Doctors Should Treat Hypertension In Women Earlier, More Aggressively
A generation ago, America’s academic community left behind the pseudoscientific message of The Bell Curve along with suggestions from Larry Summers, then Harvard’s president, that men and women might differ in aspects of intelligence. Yet, the obverse is true now in modern medicine as researchers learn more about the subtler differences among humans from group to group.
Among those differences, doctors may need to treat hypertension much earlier and more aggressively in women than in men. A new study from Wake Forest Baptist Medical Center shows significant differences in the biological causes of high blood pressure between the sexes. Carlos Ferrario and his colleagues there analyzed data from 100 men and and women ages 53 and older, all of whom suffered untreated hypertension without other major diseases.
"The medical community thought that high blood pressure was the same for both sexes and treatment was based on that premise," Ferrario said in a statement.
In the study, researchers evaluated the participants using a battery of tests measuring the functioning of the circulatory system -- hemodynamics -- along with the hormonal mechanisms partially causing the disease in men and women.
“Despite there being no differences between women and men in terms of office blood pressure, heart rate and body mass index, men demonstrated lower values of pulse pressure, systemic vascular resistance, brachial artery pulse wave velocity and augmentation index,” the researchers wrote. “ In each of the three hypertension categories, the increased blood pressure in men was associated with significant augmentations in stroke volume and cardiac output compared with women.”

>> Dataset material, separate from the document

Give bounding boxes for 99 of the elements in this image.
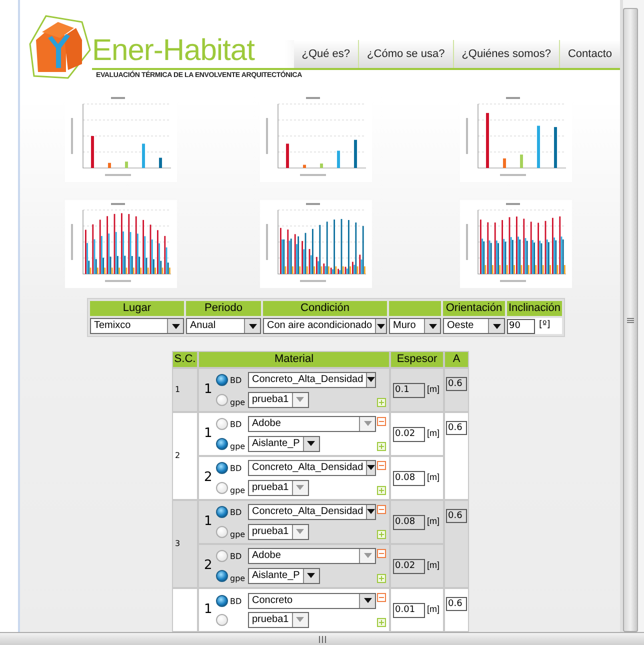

With everything equal, the researchers found huge differences between men and women in the rate of disease. Women suffered vascular disease at a rate 30-40 percent higher than men with similar levels of high blood pressure.
Additionally, Ferrario’s team found significant physiologic differences in the female cardiovascular system, including hormonal differences important to blood pressure regulation, which contribute to heart disease, the researchers said.
“The impact of sex differences in the hemodynamic factors accounting for the elevation in arterial pressure in subjects with essential hypertension has been poorly characterized or this information is not available,” the researchers wrote.”We suggest that this gap in knowledge may adversely influence choices of drug treatment since our study shows for the first time significant differences in the hemodynamic and hormonal mechanisms accounting for the increased blood pressure in women compared to men.”
Aside from differences between men and women, a greater susceptibility to the disease has been observed among African American men since the 1960s, according to the Centers for Disease Control and Prevention.